The examination of such regions in AD brains revealed a clear answer. Although diffuse amyloid deposits and the diffuse halo surrounding dense core plaques appear to be cleared from the tissue, the plaque cores remain. Neurofibrillary pathology also appears to persist in the region of infarcts. This in spite of evidence for IgG immunoreactivity associated with the plaques. So at least under this natural experiment of enhanced phagocytic activity, the culprits implicated in the original formulation of the amyloid hypothesis (fibrillar amyloid deposits) seem to survive what is otherwise a thorough cleaning up operation.
Dickson also described results from animal studies in which doubly transgenic mice (bearing plaques and tangles) were immunized with Aβ42, not unlike the Elan clinical trial. As expected, the immunization protocol prevented plaque formation. In addition, there was some dimunition of the tau pathology in the brain stem and amygdala, but not in the spinal cord.
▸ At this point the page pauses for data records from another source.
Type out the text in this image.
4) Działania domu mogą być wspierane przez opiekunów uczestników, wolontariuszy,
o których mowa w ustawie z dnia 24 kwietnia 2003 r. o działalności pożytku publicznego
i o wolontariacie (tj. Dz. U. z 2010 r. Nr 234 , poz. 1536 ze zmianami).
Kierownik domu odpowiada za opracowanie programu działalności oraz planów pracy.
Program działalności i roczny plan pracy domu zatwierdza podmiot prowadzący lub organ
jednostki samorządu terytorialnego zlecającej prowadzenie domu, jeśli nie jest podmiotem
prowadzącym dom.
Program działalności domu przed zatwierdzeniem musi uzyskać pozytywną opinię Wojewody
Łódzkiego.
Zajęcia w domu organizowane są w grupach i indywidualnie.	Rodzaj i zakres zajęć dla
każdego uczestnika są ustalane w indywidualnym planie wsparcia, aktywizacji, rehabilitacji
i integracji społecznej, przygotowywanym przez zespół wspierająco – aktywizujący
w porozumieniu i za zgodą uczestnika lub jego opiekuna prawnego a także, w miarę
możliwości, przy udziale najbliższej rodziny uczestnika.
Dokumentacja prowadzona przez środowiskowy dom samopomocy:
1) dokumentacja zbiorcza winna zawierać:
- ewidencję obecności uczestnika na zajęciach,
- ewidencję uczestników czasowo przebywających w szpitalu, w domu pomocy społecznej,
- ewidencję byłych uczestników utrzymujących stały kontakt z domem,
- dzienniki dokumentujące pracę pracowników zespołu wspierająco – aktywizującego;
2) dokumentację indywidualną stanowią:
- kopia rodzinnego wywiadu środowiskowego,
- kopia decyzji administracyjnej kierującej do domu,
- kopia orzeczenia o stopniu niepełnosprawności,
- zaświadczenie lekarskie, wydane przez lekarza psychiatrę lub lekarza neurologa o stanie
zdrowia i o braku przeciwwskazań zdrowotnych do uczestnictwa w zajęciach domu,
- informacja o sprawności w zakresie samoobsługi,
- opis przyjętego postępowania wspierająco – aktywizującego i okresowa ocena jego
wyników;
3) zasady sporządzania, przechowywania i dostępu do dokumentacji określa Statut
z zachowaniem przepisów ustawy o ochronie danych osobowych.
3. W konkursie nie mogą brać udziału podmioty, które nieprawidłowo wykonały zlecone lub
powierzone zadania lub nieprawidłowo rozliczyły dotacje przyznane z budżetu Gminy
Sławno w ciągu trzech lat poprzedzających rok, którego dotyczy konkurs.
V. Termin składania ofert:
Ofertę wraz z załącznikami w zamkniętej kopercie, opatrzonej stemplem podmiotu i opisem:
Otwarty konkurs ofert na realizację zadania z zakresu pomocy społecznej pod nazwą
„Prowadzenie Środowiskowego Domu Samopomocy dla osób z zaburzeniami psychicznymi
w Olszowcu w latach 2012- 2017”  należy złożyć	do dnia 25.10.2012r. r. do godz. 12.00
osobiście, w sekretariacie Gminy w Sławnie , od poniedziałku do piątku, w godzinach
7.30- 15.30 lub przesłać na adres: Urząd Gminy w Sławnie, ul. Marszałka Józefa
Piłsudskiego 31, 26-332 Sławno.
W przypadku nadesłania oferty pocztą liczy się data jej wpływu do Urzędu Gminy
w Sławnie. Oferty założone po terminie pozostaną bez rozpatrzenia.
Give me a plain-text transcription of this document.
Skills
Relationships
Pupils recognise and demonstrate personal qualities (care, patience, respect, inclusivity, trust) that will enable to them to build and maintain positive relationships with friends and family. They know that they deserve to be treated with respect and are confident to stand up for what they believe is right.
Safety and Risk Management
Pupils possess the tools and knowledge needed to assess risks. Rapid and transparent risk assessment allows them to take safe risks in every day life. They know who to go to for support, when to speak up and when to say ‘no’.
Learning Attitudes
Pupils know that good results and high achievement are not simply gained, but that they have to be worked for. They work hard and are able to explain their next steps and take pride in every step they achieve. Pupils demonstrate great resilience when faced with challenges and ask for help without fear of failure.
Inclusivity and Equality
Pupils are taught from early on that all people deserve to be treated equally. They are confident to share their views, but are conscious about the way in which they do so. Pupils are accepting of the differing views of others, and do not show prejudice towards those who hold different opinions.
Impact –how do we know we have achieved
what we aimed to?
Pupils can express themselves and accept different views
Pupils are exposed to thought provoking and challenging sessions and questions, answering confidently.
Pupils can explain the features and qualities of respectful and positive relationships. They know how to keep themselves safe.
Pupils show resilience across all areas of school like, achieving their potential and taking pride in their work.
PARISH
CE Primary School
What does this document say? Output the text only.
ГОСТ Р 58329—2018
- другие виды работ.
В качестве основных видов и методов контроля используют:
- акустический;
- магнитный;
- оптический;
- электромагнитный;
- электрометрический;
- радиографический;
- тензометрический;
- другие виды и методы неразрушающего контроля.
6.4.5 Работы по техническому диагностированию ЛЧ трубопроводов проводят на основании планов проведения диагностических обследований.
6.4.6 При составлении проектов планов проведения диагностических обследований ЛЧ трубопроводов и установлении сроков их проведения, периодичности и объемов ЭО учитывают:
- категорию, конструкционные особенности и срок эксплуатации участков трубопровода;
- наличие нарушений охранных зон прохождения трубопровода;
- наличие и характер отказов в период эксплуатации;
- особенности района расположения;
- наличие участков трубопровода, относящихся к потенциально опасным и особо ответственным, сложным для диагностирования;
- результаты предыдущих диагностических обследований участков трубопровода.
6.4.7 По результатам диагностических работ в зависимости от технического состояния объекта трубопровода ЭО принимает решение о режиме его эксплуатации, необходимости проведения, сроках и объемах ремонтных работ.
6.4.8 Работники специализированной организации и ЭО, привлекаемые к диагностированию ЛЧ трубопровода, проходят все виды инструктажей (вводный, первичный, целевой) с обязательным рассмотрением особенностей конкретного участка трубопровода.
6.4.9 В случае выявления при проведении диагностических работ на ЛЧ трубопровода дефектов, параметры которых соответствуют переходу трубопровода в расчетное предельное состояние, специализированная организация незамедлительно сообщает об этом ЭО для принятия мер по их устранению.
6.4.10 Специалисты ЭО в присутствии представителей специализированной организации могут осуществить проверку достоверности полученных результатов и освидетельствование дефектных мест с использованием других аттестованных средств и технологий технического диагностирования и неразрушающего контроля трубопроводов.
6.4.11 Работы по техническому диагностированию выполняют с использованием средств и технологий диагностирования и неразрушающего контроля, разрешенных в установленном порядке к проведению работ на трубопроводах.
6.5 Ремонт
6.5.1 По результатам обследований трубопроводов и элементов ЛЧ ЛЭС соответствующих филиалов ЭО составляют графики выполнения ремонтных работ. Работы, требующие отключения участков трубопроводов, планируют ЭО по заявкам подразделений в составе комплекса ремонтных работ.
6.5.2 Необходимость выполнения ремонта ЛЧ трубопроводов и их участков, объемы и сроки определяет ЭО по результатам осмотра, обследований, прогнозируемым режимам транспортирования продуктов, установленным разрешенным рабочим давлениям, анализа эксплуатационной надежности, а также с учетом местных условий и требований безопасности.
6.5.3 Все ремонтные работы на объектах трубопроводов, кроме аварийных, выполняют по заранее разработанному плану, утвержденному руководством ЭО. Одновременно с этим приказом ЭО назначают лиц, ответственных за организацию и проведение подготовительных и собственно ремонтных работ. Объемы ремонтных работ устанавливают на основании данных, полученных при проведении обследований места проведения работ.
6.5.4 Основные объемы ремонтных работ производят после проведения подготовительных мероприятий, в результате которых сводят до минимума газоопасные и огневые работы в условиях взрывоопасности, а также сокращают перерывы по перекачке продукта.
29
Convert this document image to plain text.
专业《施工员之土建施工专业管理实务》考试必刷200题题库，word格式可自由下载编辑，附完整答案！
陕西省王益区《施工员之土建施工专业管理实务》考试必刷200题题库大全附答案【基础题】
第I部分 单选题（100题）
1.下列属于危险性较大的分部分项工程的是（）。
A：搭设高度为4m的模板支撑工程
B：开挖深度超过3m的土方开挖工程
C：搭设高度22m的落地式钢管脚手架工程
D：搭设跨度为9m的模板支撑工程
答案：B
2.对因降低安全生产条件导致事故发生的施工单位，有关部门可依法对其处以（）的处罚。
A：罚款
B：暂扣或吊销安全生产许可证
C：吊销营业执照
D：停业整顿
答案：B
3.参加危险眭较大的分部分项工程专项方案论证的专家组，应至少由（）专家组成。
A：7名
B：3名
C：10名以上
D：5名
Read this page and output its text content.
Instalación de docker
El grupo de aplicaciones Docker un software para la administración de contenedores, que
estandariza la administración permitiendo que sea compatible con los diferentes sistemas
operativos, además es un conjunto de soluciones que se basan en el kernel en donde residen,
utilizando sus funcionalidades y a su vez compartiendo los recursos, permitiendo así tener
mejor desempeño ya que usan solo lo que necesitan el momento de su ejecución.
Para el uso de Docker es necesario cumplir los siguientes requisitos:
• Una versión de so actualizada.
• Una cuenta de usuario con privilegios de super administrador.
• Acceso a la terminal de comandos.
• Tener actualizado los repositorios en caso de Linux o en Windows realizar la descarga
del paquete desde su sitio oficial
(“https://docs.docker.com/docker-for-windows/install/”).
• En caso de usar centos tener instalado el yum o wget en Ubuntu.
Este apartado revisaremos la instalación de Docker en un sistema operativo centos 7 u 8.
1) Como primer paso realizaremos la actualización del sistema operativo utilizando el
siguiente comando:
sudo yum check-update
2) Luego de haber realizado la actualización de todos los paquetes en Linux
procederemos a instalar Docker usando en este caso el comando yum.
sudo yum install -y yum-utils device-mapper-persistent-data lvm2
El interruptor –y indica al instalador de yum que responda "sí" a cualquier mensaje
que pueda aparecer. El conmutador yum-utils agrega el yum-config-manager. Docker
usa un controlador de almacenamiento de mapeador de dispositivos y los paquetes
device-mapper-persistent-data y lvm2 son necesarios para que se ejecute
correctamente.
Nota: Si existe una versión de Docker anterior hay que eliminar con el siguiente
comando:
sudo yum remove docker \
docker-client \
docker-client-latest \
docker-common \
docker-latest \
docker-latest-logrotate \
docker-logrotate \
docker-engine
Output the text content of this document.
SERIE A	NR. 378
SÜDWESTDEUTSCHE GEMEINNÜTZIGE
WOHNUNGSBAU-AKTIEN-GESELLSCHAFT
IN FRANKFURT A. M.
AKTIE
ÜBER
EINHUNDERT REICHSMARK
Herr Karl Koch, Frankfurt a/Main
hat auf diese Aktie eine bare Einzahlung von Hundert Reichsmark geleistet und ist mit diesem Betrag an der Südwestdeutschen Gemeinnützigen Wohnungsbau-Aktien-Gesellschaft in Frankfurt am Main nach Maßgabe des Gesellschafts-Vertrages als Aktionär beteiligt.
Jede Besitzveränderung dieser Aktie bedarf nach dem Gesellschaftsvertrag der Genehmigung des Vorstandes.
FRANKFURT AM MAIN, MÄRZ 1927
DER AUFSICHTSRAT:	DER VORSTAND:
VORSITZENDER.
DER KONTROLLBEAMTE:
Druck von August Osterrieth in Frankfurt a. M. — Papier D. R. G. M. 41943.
Dickson concluded that immunization with Aβ may have an effect on preventing amyloid deposition but is unlikely to have much effect on the neurofibrillary pathology (which is more relevant clinically according to some).
During the discussion, Dennis Selkoe, who was moderating the session and is perhaps the leading spokesman of the amyloid hypothesis, noted that there is little amyloid in the spinal cord of these transgenic mice, so that there is at least some correlation between the immunization effect on amyloid and tau pathology. Dickson agreed, noting that it might be an issue of seeing the glass as half full rather than half empty. Dale Schenk, credited with the idea of using immunization as a therapy, noted from the floor that they “clearly, definitely, absolutely” see loss of dense core plaques in their immunized mice. Dickson didn’t dispute this but noted that his conclusions about phagocyte-resistant plaques were based on human material. Schenk countered that they could see phagocytosis of human plaques in ex vivo tissue sections, to which Dickson responded that perhaps there would soon be data from the human trial to address this question. The exchange highlighted the continuing uncertainty and, some would say, secrecy surrounding the vaccine trials. But until autopsy material becomes available, the extent to which immunization results in loss of amyloid plaques in humans remains an open question.